Let $X_1$ and $X_2$ be independent normal variables with means 2 and 5 and variances 9 and 1.
Let $Y = 3X_1 + 6X_2 - 8$. Find MGF. What is the distribution of $Y$.
attempt:
Im not sure about the MG.
But for the distribution I got N~[28, 109]. Does this answer this question?
On
Comments:
Looking through the Q and A here, I'm not absolutely sure what prompted the question. Not truly realizing that this kind of linear combination of normal random variables is again normal? Not realizing that once the mean and variance of a normal RV are known it is trivial to write the MGF? In any case, the Answer from @callculus should cover most of the technical details (+1).
In case it might help with intuition or visualization, here is a simulation in R of a million realizations of $Z$.

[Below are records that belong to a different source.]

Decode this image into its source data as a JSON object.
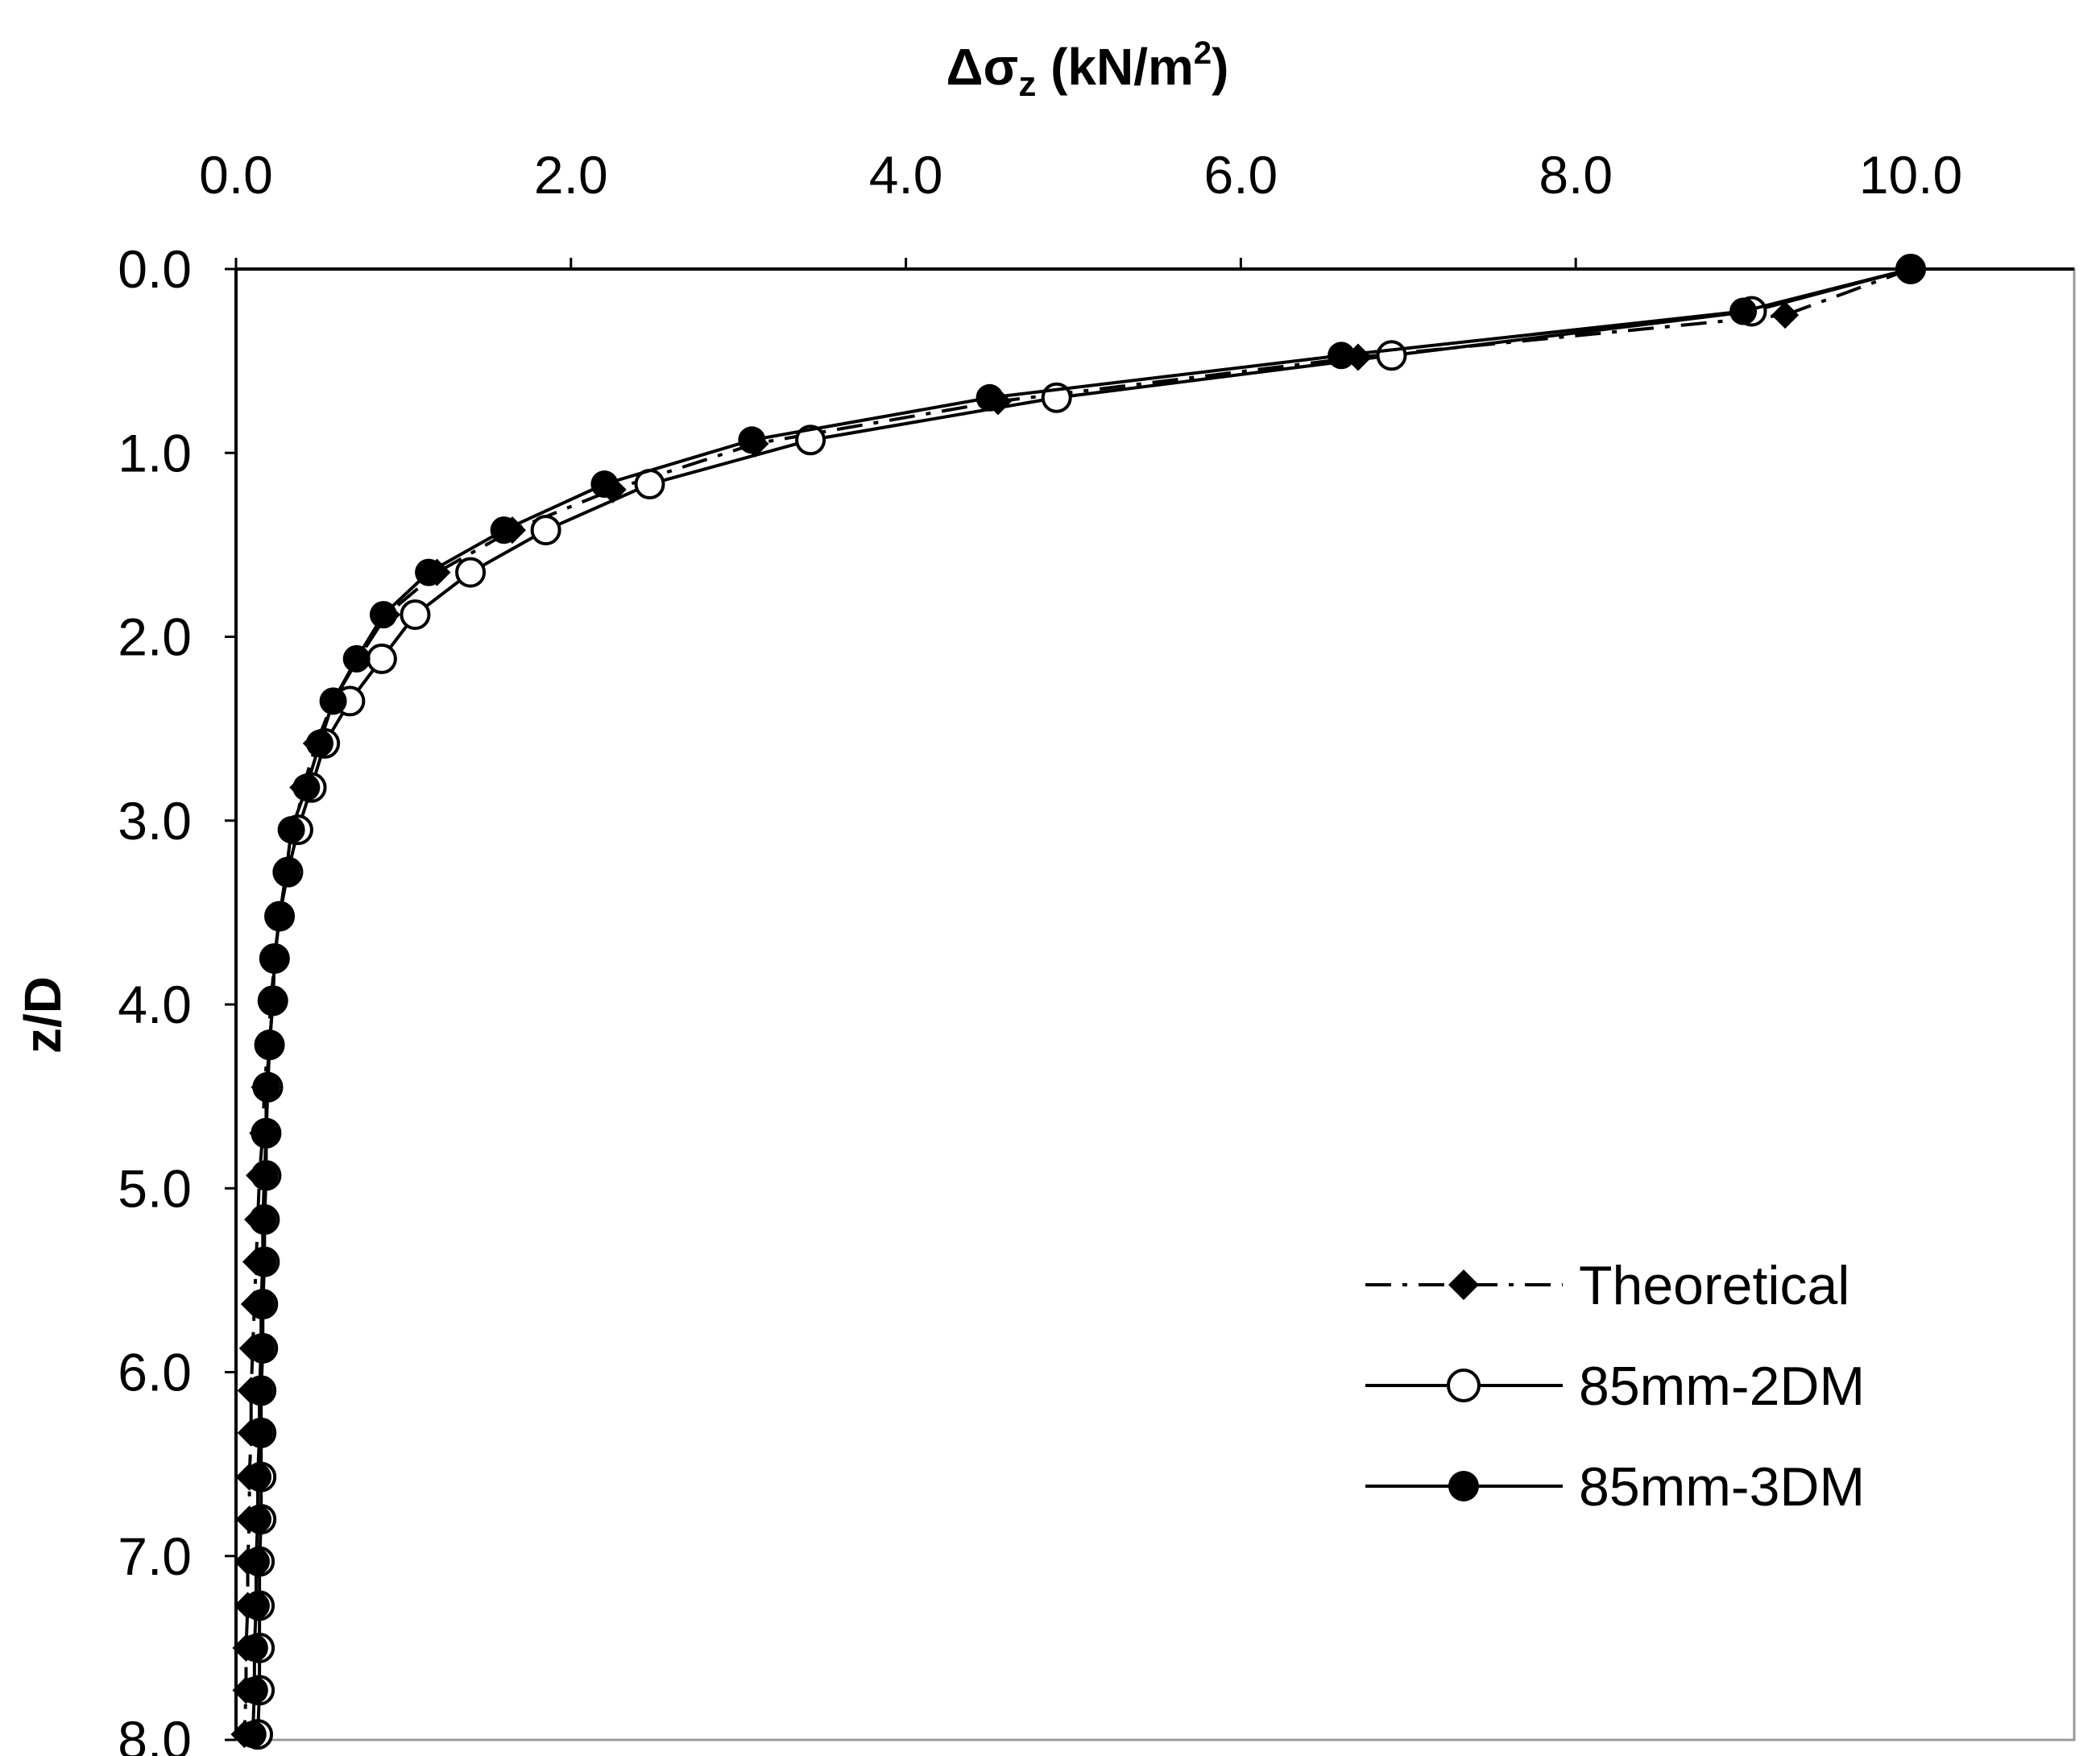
{
  "chart_data": {
    "type": "line",
    "x_title": {
      "prefix": "Δσ",
      "sub": "z",
      "unit_start": " (kN/m",
      "sup": "2",
      "unit_end": ")"
    },
    "ylabel": "z/D",
    "x_axis_position": "top",
    "y_axis_direction": "downward",
    "xlim": [
      0,
      11
    ],
    "ylim": [
      0,
      8
    ],
    "x_ticks": [
      0,
      2,
      4,
      6,
      8,
      10
    ],
    "x_tick_labels": [
      "0.0",
      "2.0",
      "4.0",
      "6.0",
      "8.0",
      "10.0"
    ],
    "y_ticks": [
      0,
      1,
      2,
      3,
      4,
      5,
      6,
      7,
      8
    ],
    "y_tick_labels": [
      "0.0",
      "1.0",
      "2.0",
      "3.0",
      "4.0",
      "5.0",
      "6.0",
      "7.0",
      "8.0"
    ],
    "grid": false,
    "legend_position": "bottom-right",
    "series": [
      {
        "name": "Theoretical",
        "line_style": "dash-dot",
        "marker": "diamond",
        "points": [
          [
            10.0,
            0.0
          ],
          [
            9.25,
            0.25
          ],
          [
            6.7,
            0.48
          ],
          [
            4.55,
            0.72
          ],
          [
            3.1,
            0.95
          ],
          [
            2.25,
            1.2
          ],
          [
            1.65,
            1.42
          ],
          [
            1.2,
            1.65
          ],
          [
            0.9,
            1.88
          ],
          [
            0.73,
            2.12
          ],
          [
            0.58,
            2.35
          ],
          [
            0.48,
            2.58
          ],
          [
            0.4,
            2.82
          ],
          [
            0.35,
            3.05
          ],
          [
            0.3,
            3.28
          ],
          [
            0.26,
            3.52
          ],
          [
            0.23,
            3.75
          ],
          [
            0.21,
            3.98
          ],
          [
            0.19,
            4.22
          ],
          [
            0.17,
            4.45
          ],
          [
            0.16,
            4.7
          ],
          [
            0.14,
            4.93
          ],
          [
            0.13,
            5.17
          ],
          [
            0.12,
            5.4
          ],
          [
            0.11,
            5.63
          ],
          [
            0.1,
            5.87
          ],
          [
            0.09,
            6.1
          ],
          [
            0.09,
            6.33
          ],
          [
            0.08,
            6.57
          ],
          [
            0.08,
            6.8
          ],
          [
            0.07,
            7.03
          ],
          [
            0.07,
            7.27
          ],
          [
            0.06,
            7.5
          ],
          [
            0.06,
            7.73
          ],
          [
            0.05,
            7.97
          ]
        ]
      },
      {
        "name": "85mm-2DM",
        "line_style": "solid",
        "marker": "open-circle",
        "points": [
          [
            10.0,
            0.0
          ],
          [
            9.05,
            0.23
          ],
          [
            6.9,
            0.47
          ],
          [
            4.9,
            0.7
          ],
          [
            3.43,
            0.93
          ],
          [
            2.47,
            1.17
          ],
          [
            1.85,
            1.42
          ],
          [
            1.4,
            1.65
          ],
          [
            1.07,
            1.88
          ],
          [
            0.87,
            2.12
          ],
          [
            0.68,
            2.35
          ],
          [
            0.53,
            2.58
          ],
          [
            0.45,
            2.82
          ],
          [
            0.37,
            3.05
          ],
          [
            0.31,
            3.28
          ],
          [
            0.26,
            3.52
          ],
          [
            0.23,
            3.75
          ],
          [
            0.22,
            3.98
          ],
          [
            0.2,
            4.22
          ],
          [
            0.19,
            4.45
          ],
          [
            0.18,
            4.7
          ],
          [
            0.18,
            4.93
          ],
          [
            0.17,
            5.17
          ],
          [
            0.17,
            5.4
          ],
          [
            0.16,
            5.63
          ],
          [
            0.16,
            5.87
          ],
          [
            0.15,
            6.1
          ],
          [
            0.15,
            6.33
          ],
          [
            0.15,
            6.57
          ],
          [
            0.15,
            6.8
          ],
          [
            0.14,
            7.03
          ],
          [
            0.14,
            7.27
          ],
          [
            0.14,
            7.5
          ],
          [
            0.14,
            7.73
          ],
          [
            0.13,
            7.97
          ]
        ]
      },
      {
        "name": "85mm-3DM",
        "line_style": "solid",
        "marker": "filled-circle",
        "points": [
          [
            10.0,
            0.0
          ],
          [
            9.0,
            0.23
          ],
          [
            6.6,
            0.47
          ],
          [
            4.5,
            0.7
          ],
          [
            3.08,
            0.93
          ],
          [
            2.2,
            1.17
          ],
          [
            1.6,
            1.42
          ],
          [
            1.15,
            1.65
          ],
          [
            0.88,
            1.88
          ],
          [
            0.72,
            2.12
          ],
          [
            0.58,
            2.35
          ],
          [
            0.5,
            2.58
          ],
          [
            0.42,
            2.82
          ],
          [
            0.33,
            3.05
          ],
          [
            0.3,
            3.28
          ],
          [
            0.26,
            3.52
          ],
          [
            0.23,
            3.75
          ],
          [
            0.22,
            3.98
          ],
          [
            0.2,
            4.22
          ],
          [
            0.18,
            4.45
          ],
          [
            0.18,
            4.7
          ],
          [
            0.17,
            4.93
          ],
          [
            0.16,
            5.17
          ],
          [
            0.16,
            5.4
          ],
          [
            0.15,
            5.63
          ],
          [
            0.15,
            5.87
          ],
          [
            0.14,
            6.1
          ],
          [
            0.14,
            6.33
          ],
          [
            0.13,
            6.57
          ],
          [
            0.13,
            6.8
          ],
          [
            0.12,
            7.03
          ],
          [
            0.12,
            7.27
          ],
          [
            0.11,
            7.5
          ],
          [
            0.11,
            7.73
          ],
          [
            0.1,
            7.97
          ]
        ]
      }
    ]
  }
}
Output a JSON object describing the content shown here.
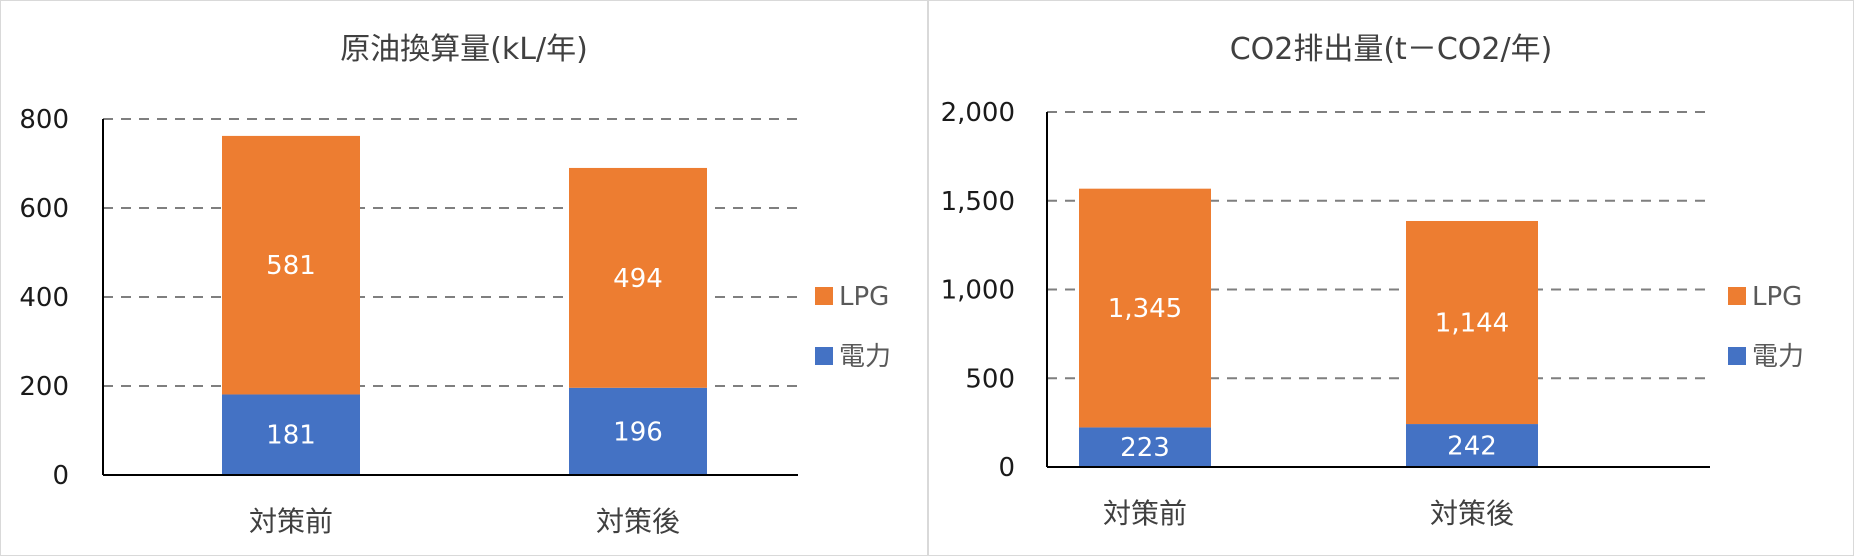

[Notes: In R the parameters of a normal distribution are the mean $\mu$ and the SD $\sigma.$ The null hypothesis of Shapiro-Wilk test is that the data are from some normal distribution. The implementation of this test in R will handle up to 5000 observations.]
m = 10^6; x1 = rnorm(m, 2, 3); x2 = rnorm(m, 5, 1)
z = 3*x1 + 6*x2 - 8
mean(z); sd(z)
## 27.98318 # aprx pop mean (about 2-3 signif digits)
## 10.81479 # aprx pop SD (about 2-3 signif digits)
shapiro.test(z[1:5000])
Shapiro-Wilk normality test
data: z[1:5000] # normality test of 1st 5000 simulated z's
W = 0.9998, p-value = 0.878 # cannot reject normality
The following histogram shows a good match of the million simulated $Z$'s with the normal distribution having $\mu = 28$ andd $\sigma = \sqrt{117} \approx 10.817,$
Sure the variance is $117$ as it is said in André´s comment. I think you have rather miscalculated it than not knowing how to calculate it. It seems that you substracted the constant $8$. But the constant does not affect the variance.
The moment generating function of the normal distribution can be looked up. Let denote the moment generating function of $X$ as $M_X(t)$, where $X$ is normal distributed. Similar for the random variable $Y$. And let $Z=a+bX+cY$
Then the MFG of $Z$ is
$e^{at}\cdot M_X(tb)\cdot M_Y(tc)$